Essa assinatura estética, construída ao longo dos anos, encontrou terreno fértil no zeitgeist atual — um momento em que o estranho, o deslocado e o imperfeito passaram a ser celebrados como símbolos de estilo. A marca começou a se consolidar entre fashionistas por volta de 2010, mas foi nos últimos anos, especialmente no pós-2020, que a Miu Miu reposicionou o “estranho” como o novo luxo. Um exemplo claro disso é a coleção Primavera/Verão 2022, com suas micro saias de cós baixo, suéteres recortados e alfaiataria imperfeita, que rapidamente dominaram as redes sociais, as capas de revista e o street style das semanas de moda.

Modelo usa óculos de aro grosso em desfile, destacando tendência de moda inusitada.
Foto: Miu Miu Outono/Inverno 2024 (Reprodução/Vogue Runway)

E os óculos de grau ovais, então? Um item antes nada quase associado ao glamour rompeu a bolha do mainstream e virou símbolo de estilo. Desde quando usar óculos de grau se tornou tão cool? Podemos — e devemos — agradecer a Miuccia Prada por isso. E se você, como eu, tem problema de visão, vai entender o valor de ter finalmente um par de lentes que também carrega atitude.
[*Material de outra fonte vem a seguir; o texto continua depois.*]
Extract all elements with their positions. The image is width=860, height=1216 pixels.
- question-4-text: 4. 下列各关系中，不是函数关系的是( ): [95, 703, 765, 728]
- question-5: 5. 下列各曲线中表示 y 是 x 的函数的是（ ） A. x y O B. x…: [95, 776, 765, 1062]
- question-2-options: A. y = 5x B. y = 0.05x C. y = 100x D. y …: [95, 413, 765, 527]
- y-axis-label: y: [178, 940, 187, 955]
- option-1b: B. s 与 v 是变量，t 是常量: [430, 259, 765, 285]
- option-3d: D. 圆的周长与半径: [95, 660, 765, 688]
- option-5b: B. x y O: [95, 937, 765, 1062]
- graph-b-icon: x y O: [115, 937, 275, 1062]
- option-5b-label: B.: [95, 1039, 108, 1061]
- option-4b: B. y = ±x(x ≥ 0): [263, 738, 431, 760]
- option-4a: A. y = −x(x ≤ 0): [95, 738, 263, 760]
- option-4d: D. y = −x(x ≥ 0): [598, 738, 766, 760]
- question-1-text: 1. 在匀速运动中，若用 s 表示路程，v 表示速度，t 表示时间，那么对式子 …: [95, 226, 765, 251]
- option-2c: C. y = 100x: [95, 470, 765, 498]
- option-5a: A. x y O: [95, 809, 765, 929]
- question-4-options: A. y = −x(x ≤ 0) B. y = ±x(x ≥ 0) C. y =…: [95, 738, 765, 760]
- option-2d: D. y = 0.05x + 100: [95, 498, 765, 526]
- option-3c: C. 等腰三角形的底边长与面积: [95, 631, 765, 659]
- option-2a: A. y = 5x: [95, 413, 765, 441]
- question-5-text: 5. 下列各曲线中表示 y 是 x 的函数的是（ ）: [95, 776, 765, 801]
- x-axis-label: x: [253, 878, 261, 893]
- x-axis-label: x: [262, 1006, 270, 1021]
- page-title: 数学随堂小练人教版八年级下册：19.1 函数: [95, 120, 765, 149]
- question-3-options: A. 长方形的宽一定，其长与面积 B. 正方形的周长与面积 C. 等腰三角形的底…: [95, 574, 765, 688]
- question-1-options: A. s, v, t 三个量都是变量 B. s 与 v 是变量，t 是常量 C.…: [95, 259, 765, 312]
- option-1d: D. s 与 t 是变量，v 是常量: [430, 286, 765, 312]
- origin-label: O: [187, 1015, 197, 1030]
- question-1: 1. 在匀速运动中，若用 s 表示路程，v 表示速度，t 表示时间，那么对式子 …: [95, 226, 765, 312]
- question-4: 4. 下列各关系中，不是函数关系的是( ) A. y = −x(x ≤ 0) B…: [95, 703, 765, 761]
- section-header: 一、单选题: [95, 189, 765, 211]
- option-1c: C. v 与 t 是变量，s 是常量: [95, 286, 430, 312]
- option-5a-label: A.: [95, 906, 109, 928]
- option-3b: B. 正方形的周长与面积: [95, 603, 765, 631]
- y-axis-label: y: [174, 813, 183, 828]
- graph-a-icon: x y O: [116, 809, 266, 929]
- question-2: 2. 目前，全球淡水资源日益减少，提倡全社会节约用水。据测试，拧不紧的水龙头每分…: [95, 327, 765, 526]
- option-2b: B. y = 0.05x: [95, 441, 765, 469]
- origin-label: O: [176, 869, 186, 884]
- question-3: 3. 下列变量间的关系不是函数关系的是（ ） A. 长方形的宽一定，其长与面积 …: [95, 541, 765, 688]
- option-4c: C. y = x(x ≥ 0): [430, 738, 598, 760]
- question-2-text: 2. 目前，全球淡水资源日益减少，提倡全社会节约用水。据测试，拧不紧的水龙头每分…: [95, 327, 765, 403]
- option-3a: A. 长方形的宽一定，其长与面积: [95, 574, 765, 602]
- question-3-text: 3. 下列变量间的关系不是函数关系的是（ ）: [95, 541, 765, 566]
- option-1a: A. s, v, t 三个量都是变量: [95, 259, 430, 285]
o fascínio pelo feio não é apenas visual

O fascínio pelo feio vai muito além do aspecto visual — ele também pode ser emocional, quase instintivo. E, para provar que isso não se limita à moda, trago um exemplo pessoal: a minha obsessão pelas canecas de pirata da minha tia. Elas são monstruosas, com feições esculpidas que beiram o grotesco — cabeças enrugadas, olhos esbugalhados, expressões nada simpáticas. Ainda assim, ocupam lugar de destaque na estante de livros da casa dela.

Mesmo que diga que não gosta, eu sempre soube que, no fundo, há um certo carinho. Elas são tão feias, que acabam ficando bonitas. Quanto mais as visitas torcem o nariz para aquelas canecas, mais cresce o nosso apego por elas.

E eu, claro, sigo sonhando com o dia em que uma delas vai morar em algum cantinho especial da minha própria casa. Porque, no fim das contas, essa é a verdadeira graça dos bibelôs: aqueles que são únicos, imperfeitos e cheios de história.

Foto: Jessi Regina (Reprodução/Instagram)

o que podemos concluir...

Talvez seja por isso que o feio tenha ganhado tanta força em tempos de tendências cada vez mais iguais e rasas — quando todo mundo parece saído do mesmo feed, vestir o que foge do algoritmo é quase um ato de resistência. É preciso ter habilidade para fazer peças tão “erradas” se tornarem tão boas — e isso faz parte do apelo do ugly fashion.

Não é à toa que a teoria do sapato errado é tão forte — qualquer um pode vestir um vestido bonito, mas é quem enxerga charme no inesperado, graça no que parece errado, beleza no que muitos descartam, que realmente entende o espírito desse movimento. O ugly fashion tem esse poder: ele não busca aprovação imediata — ele propõe um novo olhar. Um olhar que escolhe ver o interessante onde outros só veem o estranho.

Talvez o feio seja, no fim das contas, uma maneira de contar quem somos — com todas as nossas falhas, exageros, ruídos e camadas. E é justamente isso que o torna tão especial: ele provoca, desconcerta e se destaca.